Route 66 News

Making new memories

During a workshop about how to best update a 16-year-old revitalization plan for Route 66 in New Mexico, someone brought up interesting comments (as reported by the Mountain View Telegraph):

Whether people still get their kicks driving down Old Route 66 is the question asked by some people who attended a workshop sponsored by the New Mexico Route 66 Association.

“There will come a day when no one remembers those family trips anymore. They’re not old enough to have driven that highway, or have gone on a family trip on it, so it doesn’t have the emotional connection,” said Cyndie Tidwell.

Tidwell is a contractor hired by the association to complete an update of a corridor management and economic revitalization plan originally developed in 1992 by Anita Miller. […]

“We just can’t assume that future generations will understand,” Tidwell said.

There might be some readers offended by Tidwell’s comments, and maybe she was simply trying to get people to think out of the box. But it’s something I’ve been thinking about for years.

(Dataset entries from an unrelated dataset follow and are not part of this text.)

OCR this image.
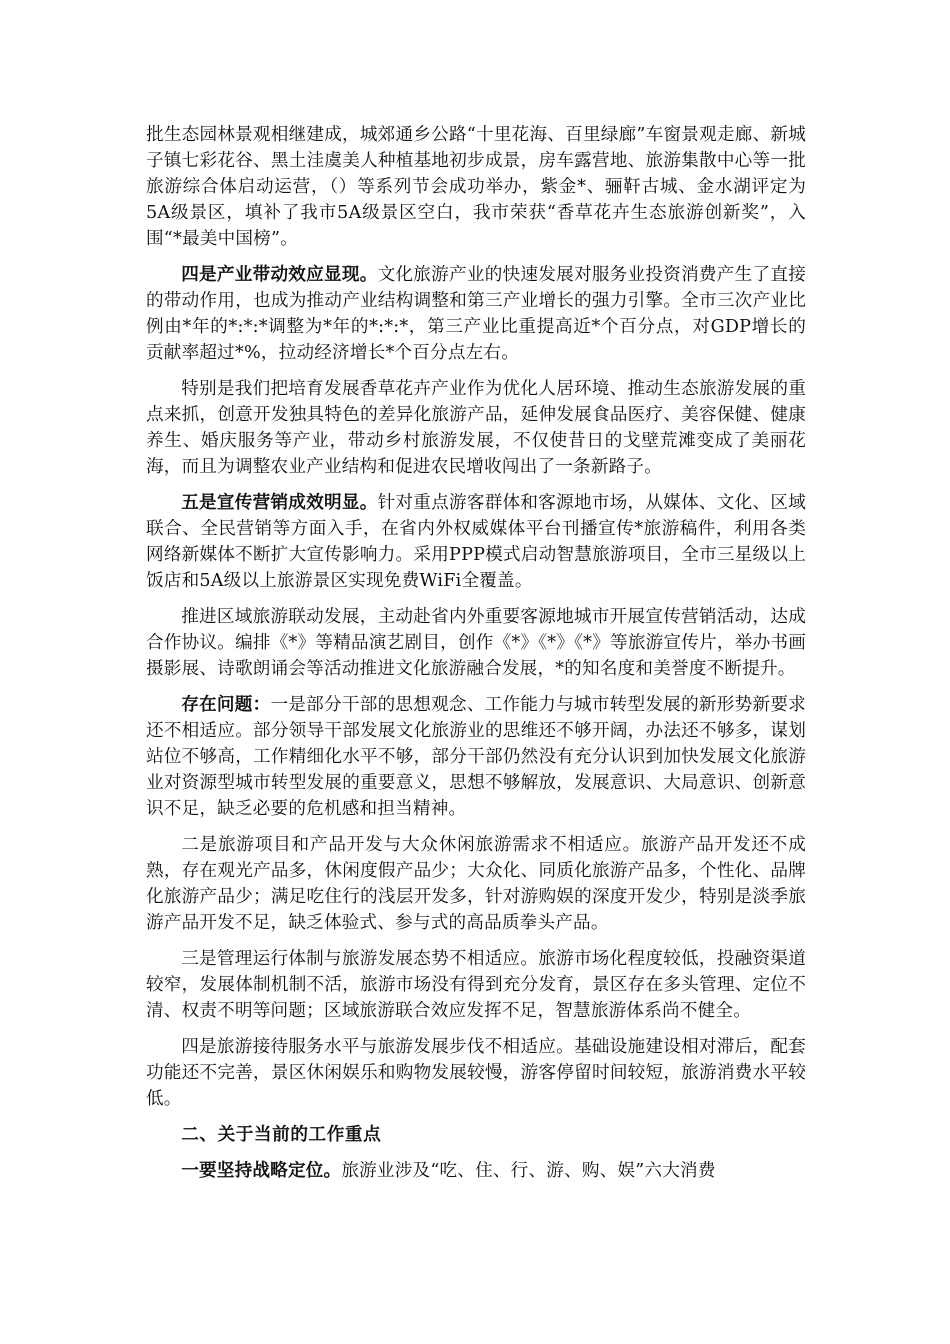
批生态园林景观相继建成，城郊通乡公路“十里花海、百里绿廊”车窗景观走廊、新城子镇七彩花谷、黑土洼虞美人种植基地初步成景，房车露营地、旅游集散中心等一批旅游综合体启动运营，（）等系列节会成功举办，紫金*、骊靬古城、金水湖评定为5A级景区，填补了我市5A级景区空白，我市荣获“香草花卉生态旅游创新奖”，入围“*最美中国榜”。

四是产业带动效应显现。文化旅游产业的快速发展对服务业投资消费产生了直接的带动作用，也成为推动产业结构调整和第三产业增长的强力引擎。全市三次产业比例由*年的*:*:*调整为*年的*:*:*，第三产业比重提高近*个百分点，对GDP增长的贡献率超过*%，拉动经济增长*个百分点左右。

特别是我们把培育发展香草花卉产业作为优化人居环境、推动生态旅游发展的重点来抓，创意开发独具特色的差异化旅游产品，延伸发展食品医疗、美容保健、健康养生、婚庆服务等产业，带动乡村旅游发展，不仅使昔日的戈壁荒滩变成了美丽花海，而且为调整农业产业结构和促进农民增收闯出了一条新路子。

五是宣传营销成效明显。针对重点游客群体和客源地市场，从媒体、文化、区域联合、全民营销等方面入手，在省内外权威媒体平台刊播宣传*旅游稿件，利用各类网络新媒体不断扩大宣传影响力。采用PPP模式启动智慧旅游项目，全市三星级以上饭店和5A级以上旅游景区实现免费WiFi全覆盖。

推进区域旅游联动发展，主动赴省内外重要客源地城市开展宣传营销活动，达成合作协议。编排《*》等精品演艺剧目，创作《*》《*》《*》等旅游宣传片，举办书画摄影展、诗歌朗诵会等活动推进文化旅游融合发展，*的知名度和美誉度不断提升。

存在问题：一是部分干部的思想观念、工作能力与城市转型发展的新形势新要求还不相适应。部分领导干部发展文化旅游业的思维还不够开阔，办法还不够多，谋划站位不够高，工作精细化水平不够，部分干部仍然没有充分认识到加快发展文化旅游业对资源型城市转型发展的重要意义，思想不够解放，发展意识、大局意识、创新意识不足，缺乏必要的危机感和担当精神。

二是旅游项目和产品开发与大众休闲旅游需求不相适应。旅游产品开发还不成熟，存在观光产品多，休闲度假产品少；大众化、同质化旅游产品多，个性化、品牌化旅游产品少；满足吃住行的浅层开发多，针对游购娱的深度开发少，特别是淡季旅游产品开发不足，缺乏体验式、参与式的高品质拳头产品。

三是管理运行体制与旅游发展态势不相适应。旅游市场化程度较低，投融资渠道较窄，发展体制机制不活，旅游市场没有得到充分发育，景区存在多头管理、定位不清、权责不明等问题；区域旅游联合效应发挥不足，智慧旅游体系尚不健全。

四是旅游接待服务水平与旅游发展步伐不相适应。基础设施建设相对滞后，配套功能还不完善，景区休闲娱乐和购物发展较慢，游客停留时间较短，旅游消费水平较低。

二、关于当前的工作重点

一要坚持战略定位。旅游业涉及“吃、住、行、游、购、娱”六大消费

I wasn’t around in the late 1940s and early 1950s, the Mother Road’s heyday before the interstate highway system began to dismantle it. But I see enough vestiges of that era that I can imagine it — which is why historical preservation is important.

And old Route 66 is so different from any other road anyway, with its oddball characters and gimmicky businesses.

I guess what I’m trying to say that I and many other roadies are too young to remember the old days when gas was 15 cents a gallon and U.S. 66 was still a certified federal highway. But the old road is making happy memories for us now. Old 66 is vibrant and relevant. That’s is why I drive it regularly. And that’s why Route 66 News exists.


2 thoughts on “Making new memories

  1. T. Morris

    I don’t think anyone should underestimate the impact that the movie CARS had on interest in the Mother Road. My 5 & 8 year-old sons are the ones who urged me to find out more information on how to visit Route 66. And in the process, I invited my parents to go along. So we have a chance for 3 generations to experience the journey. One generation may be reminiscing. But the rest of us will be creating all new memories of how Route 66 operates today.
    Of all the possible vacation choices there are, the fact that so many people choose Route 66 is testament to its continuing allure. And no way all those travelers are “old-timers” looking for the good ol’ days. It’s just as relevant today as it was in its heyday.

  2. Trevor Hilton

    I take my two children on Route 66 drives regularly. I take them as I visit sites. If I share my love of The Road with them, hopefully, they’ll grow up with it, too.